Riding high on the populist notions of its people is the dream of any regional party and the Akali Dal was missing out terribly on this. It was this desperateness to cash on an issue which saw the Akali Dal Working Committee coming forth with the Anandpur Sahib Resolution in 1973. Few were far-sighted enough to realize that the insertion of stubborn demands into this resolution would be put to good use by the second lead, Jarnail Singh Bhindranwale.
As Bhindranwale took charge of the Damdami Taksal (missionary school for Sikhs), his soon-to-be bête noire Indira was looking for means to deal with the 1977 electoral defeat. It was on the suggestion of Zail Singh, a Congress patriot that Sanjay Gandhi’s attention befell on Bhindranwale who had the ability to create fissures in the Akali Dal. Jarnail Singh’s outrageous call in 1978 to act as an impediment to the Nirankari Convention in Amritsar was the first example of the unbelievable audacity of this religious guru. Another ploy unfolded soon in the form of floating of the Dal Khalsa party on behalf of the Congress to aid Bhindranwale however the man himself denied claims of any association with the party.
It was a series of murders that made the situation more chaotic – the first one was that of Baba Gurbachan Singh (24, April 1980) of the Nirankari sect; the second victim of bullet shots was Lala Jagat Narain (9, Sep 1981) proprietor of ‘Punjab Kesari’ a broadsheet which was seemingly acerbic about Bhindranwale and his staunch viewpoint. As the wave of grave dissent began to blanket the atmosphere Bhindranwale was arrested on 20th September only to be released soon afterwards due to lack of evidence. In the time that elapsed until 1983 all the labors on part of the Center to resolve the conflict went in vain, only the worse could have ensued with the voice of Akali Dal’s leader Longowal being replaced with the thunderous discourses of Bhindranwale who had started challenging Mrs. Gandhi openly by proclaiming. President’s rule in Punjab in 1983 was followed by the initiation of Operation Blue Star on 5th June, 1984. Men in uniform once again made their way into the holy shrine and in the confrontation that lasted for 48-hours even the Akal Takht with shells of the Vijayanta tank inducted into it, became an evidence of the friction between the radical ideas of one man and the State.

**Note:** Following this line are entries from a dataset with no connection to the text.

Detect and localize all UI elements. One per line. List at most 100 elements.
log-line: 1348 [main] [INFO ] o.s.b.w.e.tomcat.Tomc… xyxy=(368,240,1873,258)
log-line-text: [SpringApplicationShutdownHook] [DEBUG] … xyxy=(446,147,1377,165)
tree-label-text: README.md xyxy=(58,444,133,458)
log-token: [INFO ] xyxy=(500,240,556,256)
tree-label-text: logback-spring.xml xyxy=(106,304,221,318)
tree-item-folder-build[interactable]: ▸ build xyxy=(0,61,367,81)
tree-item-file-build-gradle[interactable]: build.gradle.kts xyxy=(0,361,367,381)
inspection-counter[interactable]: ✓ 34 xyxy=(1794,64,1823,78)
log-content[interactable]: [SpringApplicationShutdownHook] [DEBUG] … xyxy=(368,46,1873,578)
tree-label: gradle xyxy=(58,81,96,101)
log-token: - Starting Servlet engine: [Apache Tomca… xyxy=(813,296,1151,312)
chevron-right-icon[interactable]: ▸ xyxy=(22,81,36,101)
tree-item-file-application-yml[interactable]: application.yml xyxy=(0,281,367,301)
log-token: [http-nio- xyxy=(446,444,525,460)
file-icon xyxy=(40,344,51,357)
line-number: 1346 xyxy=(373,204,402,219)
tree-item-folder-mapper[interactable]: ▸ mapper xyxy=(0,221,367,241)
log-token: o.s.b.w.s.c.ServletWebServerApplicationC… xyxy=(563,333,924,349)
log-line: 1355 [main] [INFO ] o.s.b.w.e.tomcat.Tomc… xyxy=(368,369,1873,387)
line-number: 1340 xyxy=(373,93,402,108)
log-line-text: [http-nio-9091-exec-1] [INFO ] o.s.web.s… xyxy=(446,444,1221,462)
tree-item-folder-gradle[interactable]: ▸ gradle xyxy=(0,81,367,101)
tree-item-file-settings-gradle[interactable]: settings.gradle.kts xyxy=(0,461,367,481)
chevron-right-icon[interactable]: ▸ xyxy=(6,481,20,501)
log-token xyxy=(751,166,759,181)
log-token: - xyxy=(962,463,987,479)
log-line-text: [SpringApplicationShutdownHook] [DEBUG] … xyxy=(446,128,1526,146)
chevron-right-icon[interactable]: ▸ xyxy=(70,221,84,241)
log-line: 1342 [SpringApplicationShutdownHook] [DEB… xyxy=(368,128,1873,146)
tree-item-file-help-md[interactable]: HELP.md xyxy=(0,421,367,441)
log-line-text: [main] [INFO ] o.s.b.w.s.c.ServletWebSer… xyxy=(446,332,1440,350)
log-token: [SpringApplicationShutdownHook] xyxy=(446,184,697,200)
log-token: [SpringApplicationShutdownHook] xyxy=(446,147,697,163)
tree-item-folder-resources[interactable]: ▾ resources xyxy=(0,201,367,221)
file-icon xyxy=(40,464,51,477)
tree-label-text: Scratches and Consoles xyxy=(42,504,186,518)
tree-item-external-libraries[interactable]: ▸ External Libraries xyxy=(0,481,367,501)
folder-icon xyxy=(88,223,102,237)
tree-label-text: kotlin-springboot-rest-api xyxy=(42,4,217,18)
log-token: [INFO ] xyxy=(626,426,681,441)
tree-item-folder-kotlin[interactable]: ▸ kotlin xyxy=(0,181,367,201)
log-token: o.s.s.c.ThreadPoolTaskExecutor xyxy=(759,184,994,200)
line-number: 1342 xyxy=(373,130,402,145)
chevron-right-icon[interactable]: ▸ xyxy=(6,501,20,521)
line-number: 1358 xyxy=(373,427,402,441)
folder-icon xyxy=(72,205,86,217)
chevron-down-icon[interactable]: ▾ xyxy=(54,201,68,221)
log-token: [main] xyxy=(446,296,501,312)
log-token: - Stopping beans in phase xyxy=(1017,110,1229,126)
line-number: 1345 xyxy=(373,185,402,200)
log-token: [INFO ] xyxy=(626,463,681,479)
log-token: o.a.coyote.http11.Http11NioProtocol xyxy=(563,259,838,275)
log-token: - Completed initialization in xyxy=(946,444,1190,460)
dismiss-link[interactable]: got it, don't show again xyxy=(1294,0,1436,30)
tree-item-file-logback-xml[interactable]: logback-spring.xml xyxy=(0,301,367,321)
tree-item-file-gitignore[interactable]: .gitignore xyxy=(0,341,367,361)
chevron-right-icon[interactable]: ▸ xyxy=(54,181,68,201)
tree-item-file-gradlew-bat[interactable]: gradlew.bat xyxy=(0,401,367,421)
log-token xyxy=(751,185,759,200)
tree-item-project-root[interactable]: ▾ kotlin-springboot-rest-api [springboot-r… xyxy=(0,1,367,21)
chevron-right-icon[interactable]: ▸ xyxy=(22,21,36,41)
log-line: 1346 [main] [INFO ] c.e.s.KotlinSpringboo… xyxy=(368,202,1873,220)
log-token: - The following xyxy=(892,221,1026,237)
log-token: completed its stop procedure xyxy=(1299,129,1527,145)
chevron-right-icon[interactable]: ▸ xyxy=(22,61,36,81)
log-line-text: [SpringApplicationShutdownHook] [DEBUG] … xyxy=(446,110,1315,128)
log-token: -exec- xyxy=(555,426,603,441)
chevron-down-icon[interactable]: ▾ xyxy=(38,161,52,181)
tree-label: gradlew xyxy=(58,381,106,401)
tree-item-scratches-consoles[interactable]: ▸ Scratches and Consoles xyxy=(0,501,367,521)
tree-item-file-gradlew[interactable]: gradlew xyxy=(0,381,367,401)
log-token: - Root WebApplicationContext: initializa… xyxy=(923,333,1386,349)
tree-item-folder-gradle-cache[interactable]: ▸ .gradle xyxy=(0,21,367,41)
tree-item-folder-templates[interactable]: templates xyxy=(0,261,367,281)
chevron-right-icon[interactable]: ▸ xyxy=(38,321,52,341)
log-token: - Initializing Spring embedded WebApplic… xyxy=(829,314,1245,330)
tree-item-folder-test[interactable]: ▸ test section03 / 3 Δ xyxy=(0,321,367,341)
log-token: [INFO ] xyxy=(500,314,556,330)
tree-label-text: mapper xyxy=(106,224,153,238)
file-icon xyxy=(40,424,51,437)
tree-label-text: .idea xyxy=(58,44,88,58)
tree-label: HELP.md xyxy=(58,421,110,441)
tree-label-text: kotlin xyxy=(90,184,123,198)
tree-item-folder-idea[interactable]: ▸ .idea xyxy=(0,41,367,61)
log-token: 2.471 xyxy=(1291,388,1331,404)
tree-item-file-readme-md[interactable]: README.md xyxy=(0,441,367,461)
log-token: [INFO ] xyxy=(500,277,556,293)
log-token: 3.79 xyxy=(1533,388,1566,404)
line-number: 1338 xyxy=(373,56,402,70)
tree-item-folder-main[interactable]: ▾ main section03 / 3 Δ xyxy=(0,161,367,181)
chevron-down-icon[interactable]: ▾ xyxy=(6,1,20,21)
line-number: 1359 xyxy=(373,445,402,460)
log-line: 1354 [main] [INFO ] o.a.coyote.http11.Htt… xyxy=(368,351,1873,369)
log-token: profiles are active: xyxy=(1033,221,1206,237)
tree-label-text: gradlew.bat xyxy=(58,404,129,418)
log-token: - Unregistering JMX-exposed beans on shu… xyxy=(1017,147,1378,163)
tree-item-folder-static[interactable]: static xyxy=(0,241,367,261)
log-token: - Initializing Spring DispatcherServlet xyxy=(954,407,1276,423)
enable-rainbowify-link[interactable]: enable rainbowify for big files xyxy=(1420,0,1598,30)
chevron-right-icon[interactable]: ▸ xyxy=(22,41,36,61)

In an interview to the BBC during his lifetime, Bhindranwale talks about freedom of the Sikhs from the shackles of slavery. If indeed this was the noble idea behind kick starting am armed struggle against one’s own country then what was ‘that’ which came our way on August 15, 1947? As for Mrs. Gandhi she simply endured the wrath of flame that she believed shall emblazon her empire for another decade or so. Religion and Politics are inseparable in India however what disappoints the modernist is the implementation of ideas of the old school of thought even today. Rajaona and the related debate seem to be the manifestation of this archaic and shrewd center of power.